Please understand: I view this moment through the prism of an African-American man who is a student of history. And one thing that prism has impressed on me is how often this country has sold out Black people in the name of some supposedly greater good.
It happened at the founding, when a condemnation of slavery was removed from the Declaration of Independence to appease the Southern colonies. It happened in 1877 when Rutherford B. Hayes won the presidency in a disputed election after striking a backroom deal to withdraw from the South federal troops who had been protecting black rights -- and lives. It happened in the early 20th century when the Senate refused to pass anti-lynching legislation for fear of angering the South. It happened in 1961 when Attorney General Robert Kennedy agreed to the illegal arrest of the Freedom Riders as Mississippi’s price for protecting them from white-supremacist mobs. It happened in 1964 when President Lyndon Johnson blocked a racially mixed delegation from being seated at the Democratic convention because that would offend the South.
Now in 2020, this great-grandson of slaves is expected, in the name of a supposedly greater good, to seek reconciliation with followers of one of the most flagrantly racist -- not to mention misogynistic, xenophobic and Islamophobic -- presidents in history?
In a word: No. In another word: Enough.
At some point, this country has to decide that Black lives matter, that Black aspirations, Black health, Black hearts, Black minds and Black dreams, matter. At some point, it has to stop asking Black people to swallow insults to their dignity, their integrity, their very being, for the good of the country.
What about what’s good for us? When does that get addressed? At what point does America stand up for us the way it has always asked and expected us to stand up for it?

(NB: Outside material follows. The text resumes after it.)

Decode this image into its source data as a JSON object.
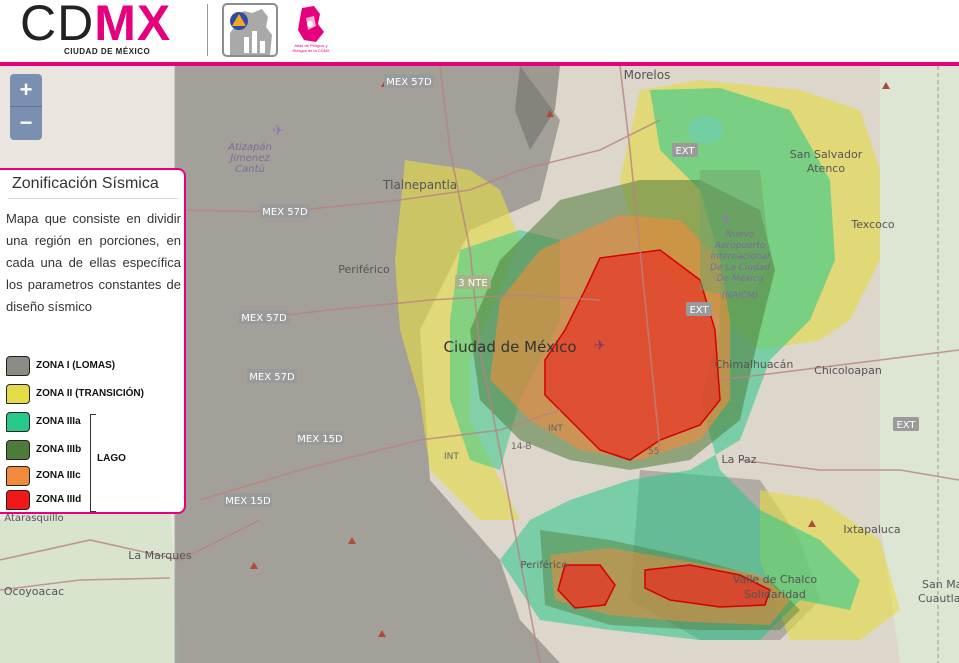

Trump and his supporters broke this country, and it will take years to repair, if we ever do. They didn’t care then, and as far as I can tell, they don’t care now. So as an African-American student of history -- and frankly, just as an American who loves the ideal of America, the truths held self-evident and more perfect union of America -- I ask you not to ask me what I will do to reconcile with those people. Here’s a better question:
What will they do to reconcile with me?